In einer anderen, in sich geschlossenen Nebenepisode trifft der von Max Riemelt gespielte Held, ein junger Polizist namens Gorsky, der in einer Spezialeinheit die Russenmafia jagt, die ehemalige Freundin seines ermordeten Bruders, der selbst Mitglied der Mafia war. Sie lebt im deutschen Osten, ist dort verheiratet und will von der Vergangenheit nichts wissen, obwohl die sie noch komplett im Griff hat. Wie Graf und seine junge Darstellerin in einer einzigen Szene in wenigen Minuten deren ganzes Leben erzählen, ist einfach großartig. Ähnliches gilt für die Figur einer jungen Barfrau in einer Russendiskothek, die sich in einen Gangster verliebt hat, obwohl sie um die Gefahren des Milieus weiß – in wenigen, exzellent gespielten und inszenierten Szenen wird ihr Charakter ganz prägnant.
Nicht weniger meisterlich sind die Actionszenen. Man hat so etwas im deutschen Kino lange nicht mehr gesehen: Überfälle, Razzien, Schlägereien, Verfolgungsjagden. Das ist lustvoll und doch nie Selbstzweck. Aber Graf weiß, dass es im Kino eben am Ende nicht um Plots und den »human factor« geht, sondern nur um das, was man sieht, um visuellen Mehrwert und Verschwendung im ästhetischen Sinne. Jede Folge hat eine solche Szene, weshalb man fast annehmen könnte, dass der Regisseur kleine Reverenzen im Kopf hatte, von Heat oder Seven bis zu Wenn die Gondeln Trauer tragen – in solchen Momenten ist Grafs Filmemachen grandioses Bewegungskino. Zugleich ist das alles eher am europäischen Kino der 1970er-Jahre orientiert, an Rosi, Verneuil und anderen Franzosen, als an den coolen amerikanischen Polizeifilmen der Gegenwart. Ein Kino, das schrill ist, grob, manchmal vulgär und mitunter kolportagehaft – weil diese Elemente eben auch zum Epischen gehören und zur Kunst der Überschreitung.

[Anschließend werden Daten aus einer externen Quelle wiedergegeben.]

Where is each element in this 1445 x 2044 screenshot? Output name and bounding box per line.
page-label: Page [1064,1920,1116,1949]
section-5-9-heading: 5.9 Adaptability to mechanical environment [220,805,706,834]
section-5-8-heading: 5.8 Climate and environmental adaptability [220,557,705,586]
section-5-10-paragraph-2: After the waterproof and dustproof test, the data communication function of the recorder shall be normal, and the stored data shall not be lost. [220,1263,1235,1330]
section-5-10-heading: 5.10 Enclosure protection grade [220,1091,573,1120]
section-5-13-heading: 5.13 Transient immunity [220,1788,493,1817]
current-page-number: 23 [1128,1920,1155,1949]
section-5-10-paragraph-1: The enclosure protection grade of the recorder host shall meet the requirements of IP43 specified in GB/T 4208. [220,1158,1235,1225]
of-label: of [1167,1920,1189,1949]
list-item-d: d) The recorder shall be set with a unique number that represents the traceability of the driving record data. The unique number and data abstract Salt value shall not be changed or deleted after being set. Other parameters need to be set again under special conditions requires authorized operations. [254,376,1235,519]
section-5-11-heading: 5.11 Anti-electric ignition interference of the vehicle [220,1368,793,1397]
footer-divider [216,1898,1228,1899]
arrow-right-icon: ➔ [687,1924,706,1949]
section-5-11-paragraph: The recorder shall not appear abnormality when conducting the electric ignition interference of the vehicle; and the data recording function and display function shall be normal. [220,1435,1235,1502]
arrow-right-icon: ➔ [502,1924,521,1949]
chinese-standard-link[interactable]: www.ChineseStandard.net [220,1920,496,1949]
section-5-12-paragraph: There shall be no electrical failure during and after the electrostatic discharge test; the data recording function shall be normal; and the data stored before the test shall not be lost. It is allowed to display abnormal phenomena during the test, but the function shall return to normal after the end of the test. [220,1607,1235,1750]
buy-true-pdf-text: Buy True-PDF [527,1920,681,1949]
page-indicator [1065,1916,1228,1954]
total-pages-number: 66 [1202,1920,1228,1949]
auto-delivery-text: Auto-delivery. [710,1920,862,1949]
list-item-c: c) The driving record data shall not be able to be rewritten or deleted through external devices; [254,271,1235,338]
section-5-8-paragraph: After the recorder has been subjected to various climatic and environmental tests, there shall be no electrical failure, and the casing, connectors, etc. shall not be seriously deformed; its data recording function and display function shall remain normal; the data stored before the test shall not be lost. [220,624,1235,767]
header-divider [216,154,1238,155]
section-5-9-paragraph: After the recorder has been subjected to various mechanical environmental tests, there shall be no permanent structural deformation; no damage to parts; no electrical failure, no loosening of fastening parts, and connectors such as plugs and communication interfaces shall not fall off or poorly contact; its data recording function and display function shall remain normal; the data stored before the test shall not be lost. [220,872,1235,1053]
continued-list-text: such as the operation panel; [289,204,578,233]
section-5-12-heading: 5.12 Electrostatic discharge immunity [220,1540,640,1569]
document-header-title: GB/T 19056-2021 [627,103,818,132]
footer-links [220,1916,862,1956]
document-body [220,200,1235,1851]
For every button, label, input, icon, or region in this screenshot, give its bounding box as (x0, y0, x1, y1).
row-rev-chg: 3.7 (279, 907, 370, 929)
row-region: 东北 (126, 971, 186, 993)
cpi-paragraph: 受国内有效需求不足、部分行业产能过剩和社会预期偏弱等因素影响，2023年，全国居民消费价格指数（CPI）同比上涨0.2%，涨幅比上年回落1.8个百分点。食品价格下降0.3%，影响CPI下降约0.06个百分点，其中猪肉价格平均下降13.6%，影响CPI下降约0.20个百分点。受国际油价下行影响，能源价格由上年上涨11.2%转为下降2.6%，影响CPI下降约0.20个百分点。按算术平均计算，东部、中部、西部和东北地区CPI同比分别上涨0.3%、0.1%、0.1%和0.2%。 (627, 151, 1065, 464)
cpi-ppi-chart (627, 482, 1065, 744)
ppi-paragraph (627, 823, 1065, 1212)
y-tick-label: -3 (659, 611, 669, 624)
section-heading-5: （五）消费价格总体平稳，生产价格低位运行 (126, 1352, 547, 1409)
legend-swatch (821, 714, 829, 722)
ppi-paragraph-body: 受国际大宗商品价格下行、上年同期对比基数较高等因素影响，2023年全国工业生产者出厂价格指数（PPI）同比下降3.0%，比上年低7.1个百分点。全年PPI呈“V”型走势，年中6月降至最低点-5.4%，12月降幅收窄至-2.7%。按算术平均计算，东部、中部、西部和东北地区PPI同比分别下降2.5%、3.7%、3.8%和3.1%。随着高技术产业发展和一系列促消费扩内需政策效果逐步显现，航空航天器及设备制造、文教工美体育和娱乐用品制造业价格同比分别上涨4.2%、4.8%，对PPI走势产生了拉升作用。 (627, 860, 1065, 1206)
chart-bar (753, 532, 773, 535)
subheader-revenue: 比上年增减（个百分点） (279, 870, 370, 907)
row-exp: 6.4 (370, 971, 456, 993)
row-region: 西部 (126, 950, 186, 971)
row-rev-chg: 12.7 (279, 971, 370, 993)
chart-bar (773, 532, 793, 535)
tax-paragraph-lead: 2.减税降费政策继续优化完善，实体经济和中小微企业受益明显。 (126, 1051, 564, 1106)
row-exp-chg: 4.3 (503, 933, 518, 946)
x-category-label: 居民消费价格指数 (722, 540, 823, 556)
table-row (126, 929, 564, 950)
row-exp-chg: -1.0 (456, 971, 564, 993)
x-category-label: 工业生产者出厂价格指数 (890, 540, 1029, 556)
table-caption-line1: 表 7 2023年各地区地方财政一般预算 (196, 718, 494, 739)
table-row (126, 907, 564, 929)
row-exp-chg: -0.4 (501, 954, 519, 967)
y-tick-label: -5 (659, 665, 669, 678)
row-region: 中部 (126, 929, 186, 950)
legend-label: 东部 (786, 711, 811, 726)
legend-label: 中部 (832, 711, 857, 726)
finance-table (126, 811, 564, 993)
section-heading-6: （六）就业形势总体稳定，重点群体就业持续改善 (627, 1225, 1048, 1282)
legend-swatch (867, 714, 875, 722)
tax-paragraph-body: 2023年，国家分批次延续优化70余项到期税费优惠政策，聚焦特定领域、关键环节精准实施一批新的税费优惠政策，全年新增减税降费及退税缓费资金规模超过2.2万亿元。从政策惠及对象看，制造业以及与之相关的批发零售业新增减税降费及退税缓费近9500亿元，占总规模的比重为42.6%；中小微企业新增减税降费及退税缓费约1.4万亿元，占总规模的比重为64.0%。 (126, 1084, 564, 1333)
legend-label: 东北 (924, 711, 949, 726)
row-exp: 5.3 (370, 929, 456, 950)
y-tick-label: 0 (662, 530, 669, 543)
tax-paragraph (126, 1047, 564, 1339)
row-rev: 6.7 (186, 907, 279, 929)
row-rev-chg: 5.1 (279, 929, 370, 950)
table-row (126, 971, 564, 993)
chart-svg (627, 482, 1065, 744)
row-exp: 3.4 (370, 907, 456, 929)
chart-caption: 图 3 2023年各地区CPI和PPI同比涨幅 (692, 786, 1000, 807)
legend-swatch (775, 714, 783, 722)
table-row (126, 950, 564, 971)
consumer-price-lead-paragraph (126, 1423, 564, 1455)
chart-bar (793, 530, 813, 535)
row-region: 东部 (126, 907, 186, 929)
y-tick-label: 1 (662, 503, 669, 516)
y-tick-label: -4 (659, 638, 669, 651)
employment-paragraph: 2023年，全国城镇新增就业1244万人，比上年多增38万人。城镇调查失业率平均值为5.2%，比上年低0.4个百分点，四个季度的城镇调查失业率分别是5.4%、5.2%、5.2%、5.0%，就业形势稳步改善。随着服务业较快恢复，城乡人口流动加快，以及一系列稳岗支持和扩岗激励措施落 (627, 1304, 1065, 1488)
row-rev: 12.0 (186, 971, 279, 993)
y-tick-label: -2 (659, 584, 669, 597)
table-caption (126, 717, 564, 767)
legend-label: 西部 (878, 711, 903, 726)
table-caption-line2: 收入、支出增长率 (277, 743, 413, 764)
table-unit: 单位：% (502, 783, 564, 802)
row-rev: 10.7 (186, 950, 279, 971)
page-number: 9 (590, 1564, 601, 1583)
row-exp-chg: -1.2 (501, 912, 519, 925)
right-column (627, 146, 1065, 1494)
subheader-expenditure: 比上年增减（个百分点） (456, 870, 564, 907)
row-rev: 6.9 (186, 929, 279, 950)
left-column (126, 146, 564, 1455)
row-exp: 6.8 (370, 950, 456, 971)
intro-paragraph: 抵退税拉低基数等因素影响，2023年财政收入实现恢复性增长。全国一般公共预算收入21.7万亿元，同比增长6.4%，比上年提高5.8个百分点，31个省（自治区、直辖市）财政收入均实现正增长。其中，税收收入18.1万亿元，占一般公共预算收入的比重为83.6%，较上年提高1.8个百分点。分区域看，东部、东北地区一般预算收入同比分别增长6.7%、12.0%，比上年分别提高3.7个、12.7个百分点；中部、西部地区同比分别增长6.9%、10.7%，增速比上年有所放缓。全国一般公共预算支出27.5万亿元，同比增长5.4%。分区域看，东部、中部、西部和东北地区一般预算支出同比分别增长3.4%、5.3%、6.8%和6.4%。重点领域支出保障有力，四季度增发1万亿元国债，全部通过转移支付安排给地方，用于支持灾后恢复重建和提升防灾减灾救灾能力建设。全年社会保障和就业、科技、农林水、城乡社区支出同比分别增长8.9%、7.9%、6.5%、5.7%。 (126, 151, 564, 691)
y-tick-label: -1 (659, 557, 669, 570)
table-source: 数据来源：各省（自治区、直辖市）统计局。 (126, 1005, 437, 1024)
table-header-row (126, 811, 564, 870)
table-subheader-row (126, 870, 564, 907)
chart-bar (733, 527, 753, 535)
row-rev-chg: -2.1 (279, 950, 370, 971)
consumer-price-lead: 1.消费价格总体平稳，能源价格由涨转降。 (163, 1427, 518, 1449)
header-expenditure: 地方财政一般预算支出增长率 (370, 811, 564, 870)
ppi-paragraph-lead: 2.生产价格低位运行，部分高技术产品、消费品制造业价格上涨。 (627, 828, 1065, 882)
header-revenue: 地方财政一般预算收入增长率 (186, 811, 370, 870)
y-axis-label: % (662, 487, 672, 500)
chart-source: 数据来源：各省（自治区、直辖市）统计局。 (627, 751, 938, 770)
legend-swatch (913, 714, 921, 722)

Im Zentrum aber steht die Geschichte einer Familie, ihrer Schicksale und Verzweigungen. Verbrechen und Strafe gibt es dort, Krieg und Frieden, Polizisten und Gangster. Nicht unwichtig ist es, dass diese Familie deutsch, aber aus Lettland emigriert ist, also einen jüdischen Hintergrund hat und nicht nur verfolgt wurde, sondern gegen die Nazis auf Seiten der Russen stand – große Geschichte im Kleinen, auch dafür ist „Im Angesicht des Verbrechens“ ein Musterbeispiel. Der Film handelt am Ende in vielen seiner Figuren davon, wie ein Einzelner sich und seine Freiheit behaupten kann in einer Welt, die für Freiheit wenig Sinn hat, wobei der Platz des Einzelnen vor allem über seine Herkunft und die Gruppenzugehörigkeit definiert ist. Durch diese Familie wird ein Stück aus dem Untergrund der Stadt Berlin und ihrer Gegenwart erzählt, das wahr ist und treffend und doch noch nie thematisiert wurde. Bewundernswert, wie wuchtig und dicht das alles gestaltet ist: Grafs Kunst erinnert an Robert Altmans Short Cuts, mit Dutzenden von Cliffhangern, zwischendurch arbeitet er mit Splitscreens und versteht es jederzeit, den Überblick zu behalten. Ein Meisterwerk des Kriminalfilms.